Snoop Dogg's solo studio album number thirteen, entirely produced by Pharrell Williams. Guests are Gwen Stefani, Stevie Wonder, Charlie Wilson, T.I., Rick Ross and Kendrick Lamar. Ten songs, forty-one minutes: six out of ten songs are credited also to Chad Hugo, who together with Williams forms The Neptunes.
The two guys create a poor, low-level production with a low budget, which goes hand in hand with the solutions sung by Snoop Dogg and guests. He continues his hiatus from rap after releasing the pseudo-reggae album two years earlier. There's very little rap in this project and the only guest MCs arrive in "I'm Ya Dogg", the final track: on the last slow production of the edition, Rick Ross runs with a confident and velvety flow, while Kendrick isn't completely fit.

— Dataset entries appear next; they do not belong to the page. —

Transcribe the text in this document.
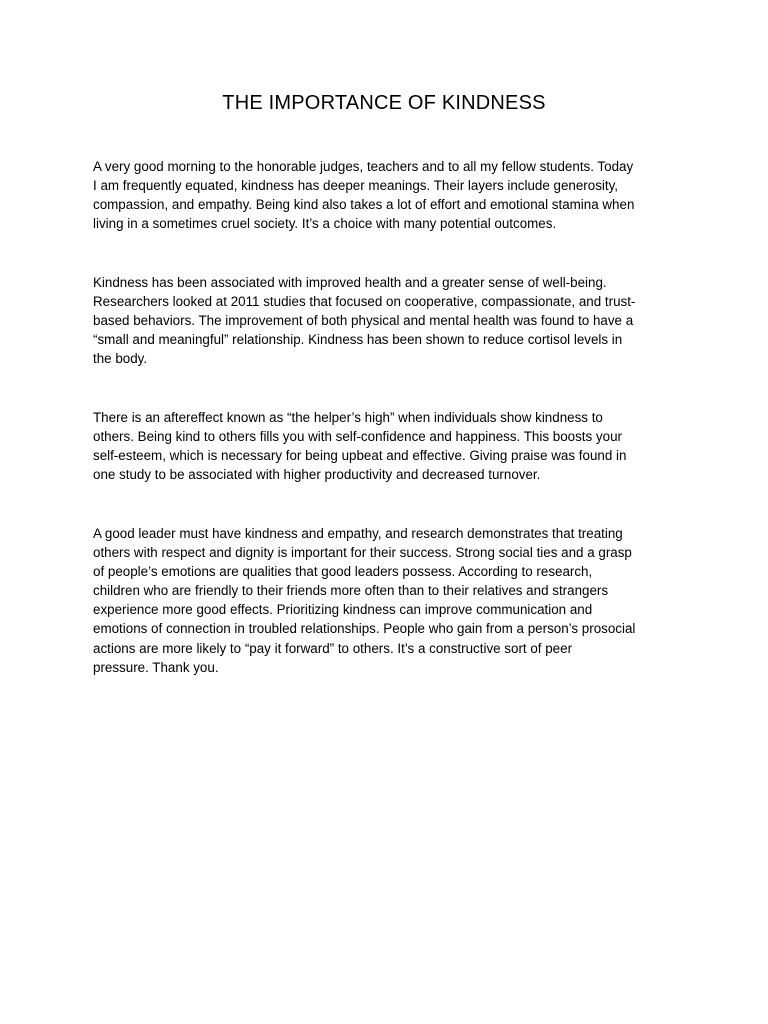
THE IMPORTANCE OF KINDNESS

A very good morning to the honorable judges, teachers and to all my fellow students. Today
I am frequently equated, kindness has deeper meanings. Their layers include generosity,
compassion, and empathy. Being kind also takes a lot of effort and emotional stamina when
living in a sometimes cruel society. It’s a choice with many potential outcomes.

Kindness has been associated with improved health and a greater sense of well-being.
Researchers looked at 2011 studies that focused on cooperative, compassionate, and trust-
based behaviors. The improvement of both physical and mental health was found to have a
“small and meaningful” relationship. Kindness has been shown to reduce cortisol levels in
the body.

There is an aftereffect known as “the helper’s high” when individuals show kindness to
others. Being kind to others fills you with self-confidence and happiness. This boosts your
self-esteem, which is necessary for being upbeat and effective. Giving praise was found in
one study to be associated with higher productivity and decreased turnover.

A good leader must have kindness and empathy, and research demonstrates that treating
others with respect and dignity is important for their success. Strong social ties and a grasp
of people’s emotions are qualities that good leaders possess. According to research,
children who are friendly to their friends more often than to their relatives and strangers
experience more good effects. Prioritizing kindness can improve communication and
emotions of connection in troubled relationships. People who gain from a person’s prosocial
actions are more likely to “pay it forward” to others. It’s a constructive sort of peer
pressure. Thank you.
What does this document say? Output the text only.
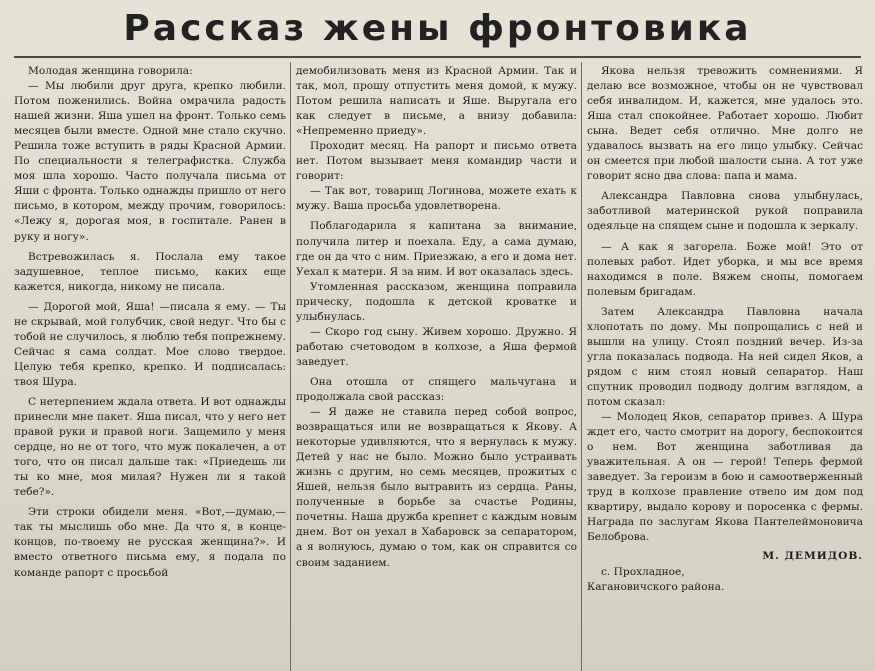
Рассказ жены фронтовика

Молодая женщина говорила:

— Мы любили друг друга, крепко любили. Потом поженились. Война омрачила радость нашей жизни. Яша ушел на фронт. Только семь месяцев были вместе. Одной мне стало скучно. Решила тоже вступить в ряды Красной Армии. По специальности я телеграфистка. Служба моя шла хорошо. Часто получала письма от Яши с фронта. Только однажды пришло от него письмо, в котором, между прочим, говорилось: «Лежу я, дорогая моя, в госпитале. Ранен в руку и ногу».

Встревожилась я. Послала ему такое задушевное, теплое письмо, каких еще кажется, никогда, никому не писала.

— Дорогой мой, Яша! —писала я ему. — Ты не скрывай, мой голубчик, свой недуг. Что бы с тобой не случилось, я люблю тебя попрежнему. Сейчас я сама солдат. Мое слово твердое. Целую тебя крепко, крепко. И подписалась: твоя Шура.

С нетерпением ждала ответа. И вот однажды принесли мне пакет. Яша писал, что у него нет правой руки и правой ноги. Защемило у меня сердце, но не от того, что муж покалечен, а от того, что он писал дальше так: «Приедешь ли ты ко мне, моя милая? Нужен ли я такой тебе?».

Эти строки обидели меня. «Вот,—думаю,—так ты мыслишь обо мне. Да что я, в конце-концов, по-твоему не русская женщина?». И вместо ответного письма ему, я подала по команде рапорт с просьбой

демобилизовать меня из Красной Армии. Так и так, мол, прошу отпустить меня домой, к мужу. Потом решила написать и Яше. Выругала его как следует в письме, а внизу добавила: «Непременно приеду».

Проходит месяц. На рапорт и письмо ответа нет. Потом вызывает меня командир части и говорит:

— Так вот, товарищ Логинова, можете ехать к мужу. Ваша просьба удовлетворена.

Поблагодарила я капитана за внимание, получила литер и поехала. Еду, а сама думаю, где он да что с ним. Приезжаю, а его и дома нет. Уехал к матери. Я за ним. И вот оказалась здесь.

Утомленная рассказом, женщина поправила прическу, подошла к детской кроватке и улыбнулась.

— Скоро год сыну. Живем хорошо. Дружно. Я работаю счетоводом в колхозе, а Яша фермой заведует.

Она отошла от спящего мальчугана и продолжала свой рассказ:

— Я даже не ставила перед собой вопрос, возвращаться или не возвращаться к Якову. А некоторые удивляются, что я вернулась к мужу. Детей у нас не было. Можно было устраивать жизнь с другим, но семь месяцев, прожитых с Яшей, нельзя было вытравить из сердца. Раны, полученные в борьбе за счастье Родины, почетны. Наша дружба крепнет с каждым новым днем. Вот он уехал в Хабаровск за сепаратором, а я волнуюсь, думаю о том, как он справится со своим заданием.

Якова нельзя тревожить сомнениями. Я делаю все возможное, чтобы он не чувствовал себя инвалидом. И, кажется, мне удалось это. Яша стал спокойнее. Работает хорошо. Любит сына. Ведет себя отлично. Мне долго не удавалось вызвать на его лицо улыбку. Сейчас он смеется при любой шалости сына. А тот уже говорит ясно два слова: папа и мама.

Александра Павловна снова улыбнулась, заботливой материнской рукой поправила одеяльце на спящем сыне и подошла к зеркалу.

— А как я загорела. Боже мой! Это от полевых работ. Идет уборка, и мы все время находимся в поле. Вяжем снопы, помогаем полевым бригадам.

Затем Александра Павловна начала хлопотать по дому. Мы попрощались с ней и вышли на улицу. Стоял поздний вечер. Из-за угла показалась подвода. На ней сидел Яков, а рядом с ним стоял новый сепаратор. Наш спутник проводил подводу долгим взглядом, а потом сказал:

— Молодец Яков, сепаратор привез. А Шура ждет его, часто смотрит на дорогу, беспокоится о нем. Вот женщина заботливая да уважительная. А он — герой! Теперь фермой заведует. За героизм в бою и самоотверженный труд в колхозе правление отвело им дом под квартиру, выдало корову и поросенка с фермы. Награда по заслугам Якова Пантелеймоновича Белоброва.

М. ДЕМИДОВ.

с. Прохладное,

Кагановичского района.
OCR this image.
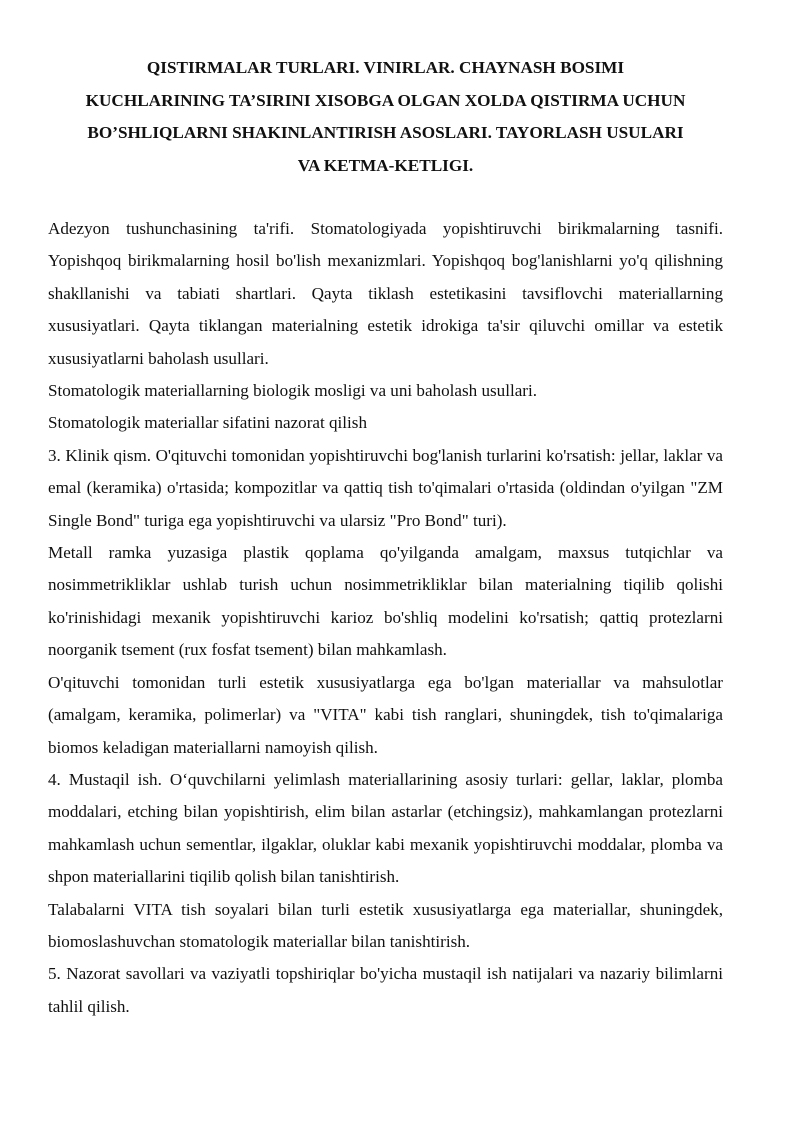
QISTIRMALAR TURLARI. VINIRLAR. CHAYNASH BOSIMI
KUCHLARINING TA’SIRINI XISOBGA OLGAN XOLDA QISTIRMA UCHUN
BO’SHLIQLARNI SHAKINLANTIRISH ASOSLARI. TAYORLASH USULARI
VA KETMA-KETLIGI.

Adezyon tushunchasining ta'rifi. Stomatologiyada yopishtiruvchi birikmalarning tasnifi. Yopishqoq birikmalarning hosil bo'lish mexanizmlari. Yopishqoq bog'lanishlarni yo'q qilishning shakllanishi va tabiati shartlari. Qayta tiklash estetikasini tavsiflovchi materiallarning xususiyatlari. Qayta tiklangan materialning estetik idrokiga ta'sir qiluvchi omillar va estetik xususiyatlarni baholash usullari.

Stomatologik materiallarning biologik mosligi va uni baholash usullari.

Stomatologik materiallar sifatini nazorat qilish

3. Klinik qism. O'qituvchi tomonidan yopishtiruvchi bog'lanish turlarini ko'rsatish: jellar, laklar va emal (keramika) o'rtasida; kompozitlar va qattiq tish to'qimalari o'rtasida (oldindan o'yilgan "ZM Single Bond" turiga ega yopishtiruvchi va ularsiz "Pro Bond" turi).

Metall ramka yuzasiga plastik qoplama qo'yilganda amalgam, maxsus tutqichlar va nosimmetrikliklar ushlab turish uchun nosimmetrikliklar bilan materialning tiqilib qolishi ko'rinishidagi mexanik yopishtiruvchi karioz bo'shliq modelini ko'rsatish; qattiq protezlarni noorganik tsement (rux fosfat tsement) bilan mahkamlash.

O'qituvchi tomonidan turli estetik xususiyatlarga ega bo'lgan materiallar va mahsulotlar (amalgam, keramika, polimerlar) va "VITA" kabi tish ranglari, shuningdek, tish to'qimalariga biomos keladigan materiallarni namoyish qilish.

4. Mustaqil ish. O‘quvchilarni yelimlash materiallarining asosiy turlari: gellar, laklar, plomba moddalari, etching bilan yopishtirish, elim bilan astarlar (etchingsiz), mahkamlangan protezlarni mahkamlash uchun sementlar, ilgaklar, oluklar kabi mexanik yopishtiruvchi moddalar, plomba va shpon materiallarini tiqilib qolish bilan tanishtirish.

Talabalarni VITA tish soyalari bilan turli estetik xususiyatlarga ega materiallar, shuningdek, biomoslashuvchan stomatologik materiallar bilan tanishtirish.

5. Nazorat savollari va vaziyatli topshiriqlar bo'yicha mustaqil ish natijalari va nazariy bilimlarni tahlil qilish.
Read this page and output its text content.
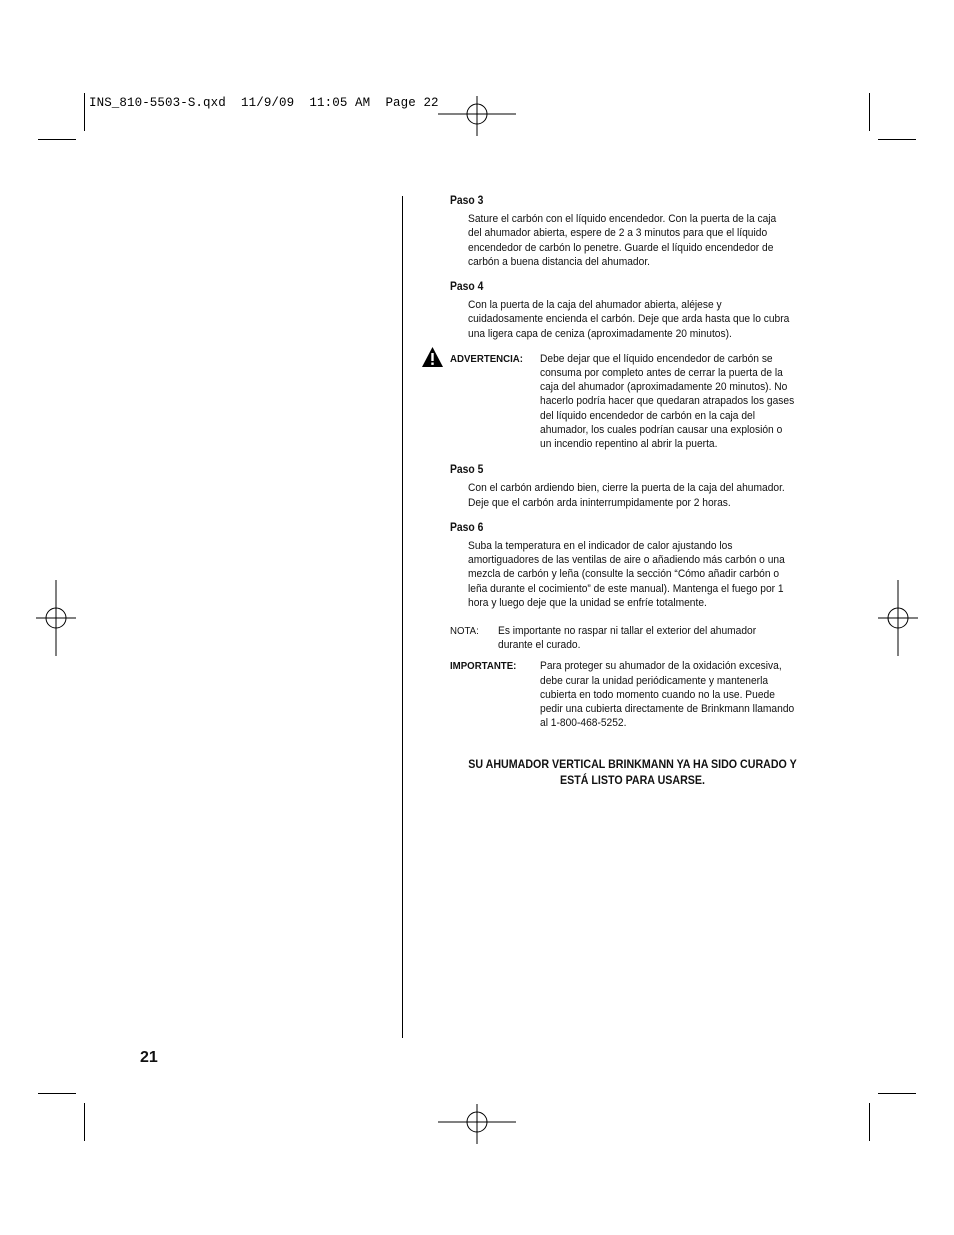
INS_810-5503-S.qxd  11/9/09  11:05 AM  Page 22
Paso 3
Sature el carbón con el líquido encendedor. Con la puerta de la caja del ahumador abierta, espere de 2 a 3 minutos para que el líquido encendedor de carbón lo penetre. Guarde el líquido encendedor de carbón a buena distancia del ahumador.
Paso 4
Con la puerta de la caja del ahumador abierta, aléjese y cuidadosamente encienda el carbón. Deje que arda hasta que lo cubra una ligera capa de ceniza (aproximadamente 20 minutos).
ADVERTENCIA:	Debe dejar que el líquido encendedor de carbón se consuma por completo antes de cerrar la puerta de la caja del ahumador (aproximadamente 20 minutos). No hacerlo podría hacer que quedaran atrapados los gases del líquido encendedor de carbón en la caja del ahumador, los cuales podrían causar una explosión o un incendio repentino al abrir la puerta.
Paso 5
Con el carbón ardiendo bien, cierre la puerta de la caja del ahumador. Deje que el carbón arda ininterrumpidamente por 2 horas.
Paso 6
Suba la temperatura en el indicador de calor ajustando los amortiguadores de las ventilas de aire o añadiendo más carbón o una mezcla de carbón y leña (consulte la sección “Cómo añadir carbón o leña durante el cocimiento” de este manual). Mantenga el fuego por 1 hora y luego deje que la unidad se enfríe totalmente.
NOTA:	Es importante no raspar ni tallar el exterior del ahumador durante el curado.
IMPORTANTE:	Para proteger su ahumador de la oxidación excesiva, debe curar la unidad periódicamente y mantenerla cubierta en todo momento cuando no la use. Puede pedir una cubierta directamente de Brinkmann llamando al 1-800-468-5252.
SU AHUMADOR VERTICAL BRINKMANN YA HA SIDO CURADO Y
ESTÁ LISTO PARA USARSE.
21
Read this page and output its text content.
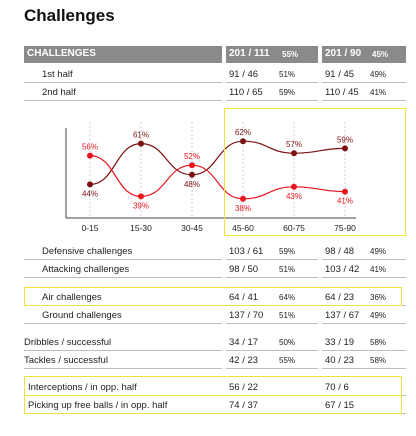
Challenges
CHALLENGES	201 / 111 55%	201 / 90 45%
1st half	91 / 46	51%	91 / 45 49%
2nd half	110 / 65 59%	110 / 45 41%
0-15	15-30	30-45	45-60	60-75	75-90
44%
61%
48%
62%
57%
59%
56%
39%
52%
38%
43%
41%
Defensive challenges	103 / 61 59%	98 / 48 49%
Attacking challenges	98 / 50	51%	103 / 42 41%
Air challenges	64 / 41	64%	64 / 23 36%
Ground challenges	137 / 70 51%	137 / 67 49%
Dribbles / successful	34 / 17	50%	33 / 19 58%
Tackles / successful	42 / 23	55%	40 / 23 58%
Interceptions / in opp. half	56 / 22	70 / 6
Picking up free balls / in opp. half	74 / 37	67 / 15
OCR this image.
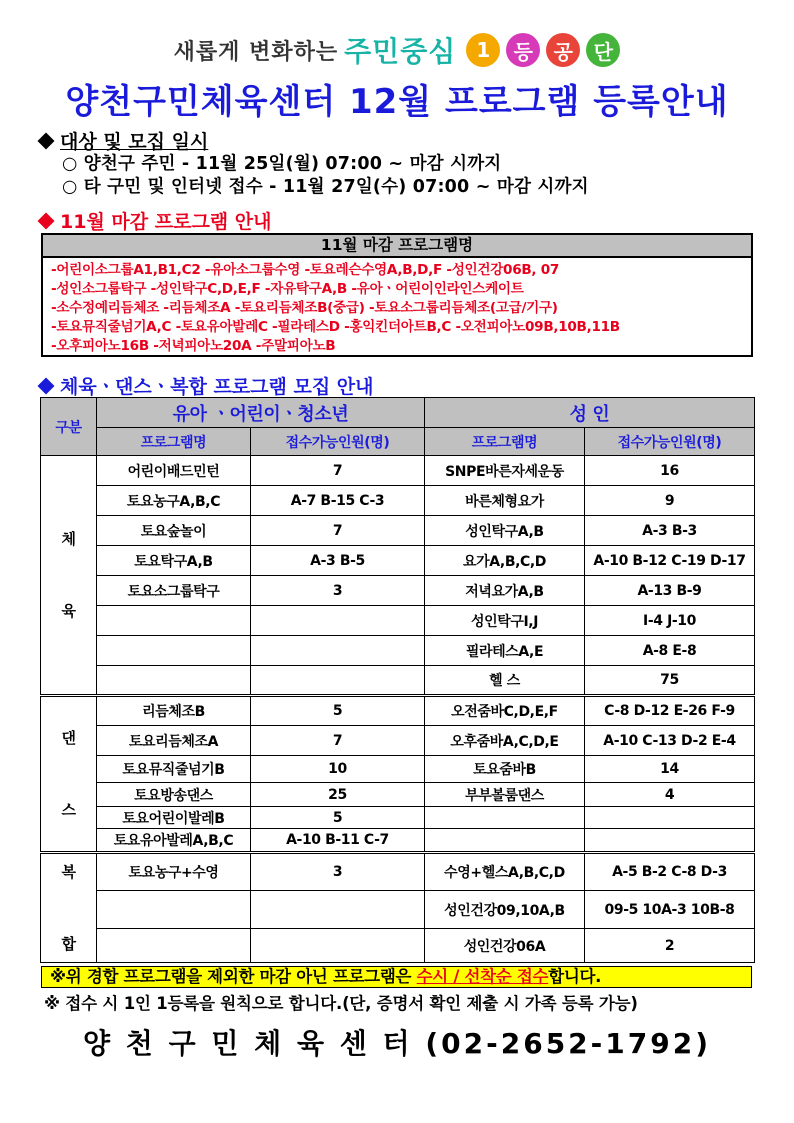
새롭게 변화하는 주민중심	1	등	공	단
양천구민체육센터 12월 프로그램 등록안내
대상 및 모집 일시
○ 양천구 주민 - 11월 25일(월) 07:00 ~ 마감 시까지
○ 타 구민 및 인터넷 접수 - 11월 27일(수) 07:00 ~ 마감 시까지
11월 마감 프로그램 안내
11월 마감 프로그램명
-어린이소그룹A1,B1,C2 -유아소그룹수영 -토요레슨수영A,B,D,F -성인건강06B, 07
-성인소그룹탁구 -성인탁구C,D,E,F -자유탁구A,B -유아ㆍ어린이인라인스케이트
-소수정예리듬체조 -리듬체조A -토요리듬체조B(중급) -토요소그룹리듬체조(고급/기구)
-토요뮤직줄넘기A,C -토요유아발레C -필라테스D -홍익킨더아트B,C -오전피아노09B,10B,11B
-오후피아노16B -저녁피아노20A -주말피아노B
체육ㆍ댄스ㆍ복합 프로그램 모집 안내
구분	유아 ㆍ어린이ㆍ청소년		성 인	
	프로그램명	접수가능인원(명)	프로그램명	접수가능인원(명)
체

육	어린이배드민턴	7	SNPE바른자세운동	16
	토요농구A,B,C	A-7 B-15 C-3	바른체형요가	9
	토요숲놀이	7	성인탁구A,B	A-3 B-3
	토요탁구A,B	A-3 B-5	요가A,B,C,D	A-10 B-12 C-19 D-17
	토요소그룹탁구	3	저녁요가A,B	A-13 B-9
			성인탁구I,J	I-4 J-10
			필라테스A,E	A-8 E-8
			헬 스	75
댄

스	리듬체조B	5	오전줌바C,D,E,F	C-8 D-12 E-26 F-9
	토요리듬체조A	7	오후줌바A,C,D,E	A-10 C-13 D-2 E-4
	토요뮤직줄넘기B	10	토요줌바B	14
	토요방송댄스	25	부부볼룸댄스	4
	토요어린이발레B	5		
	토요유아발레A,B,C	A-10 B-11 C-7		
복

합	토요농구+수영	3	수영+헬스A,B,C,D	A-5 B-2 C-8 D-3
			성인건강09,10A,B	09-5 10A-3 10B-8
			성인건강06A	2
※위 경합 프로그램을 제외한 마감 아닌 프로그램은 수시 / 선착순 접수합니다.
※ 접수 시 1인 1등록을 원칙으로 합니다.(단, 증명서 확인 제출 시 가족 등록 가능)
양 천 구 민 체 육 센 터 (02-2652-1792)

The rest of the album brings together funk, disco dance, rnb and pop in an experimental product that makes surprise, freshness and brevity its main strengths: with just ten tracks and a length far short of what the artist usually offers (70-80 minutes), the album is more compact, but still not good or competent enough. The opening with Stevie Wonder is the best song, "Edibles" with T.I. is the worst: due to a bad mix it comes out a messy cut with a questionable rhythm in which you do not understand anything. Distributed by the labels of Snoop and Pharrell and by Sony, via Columbia, it ranks on four continents and brings the Long Beach rapper back to the top of the rnb chart after fifteen years. 5/10.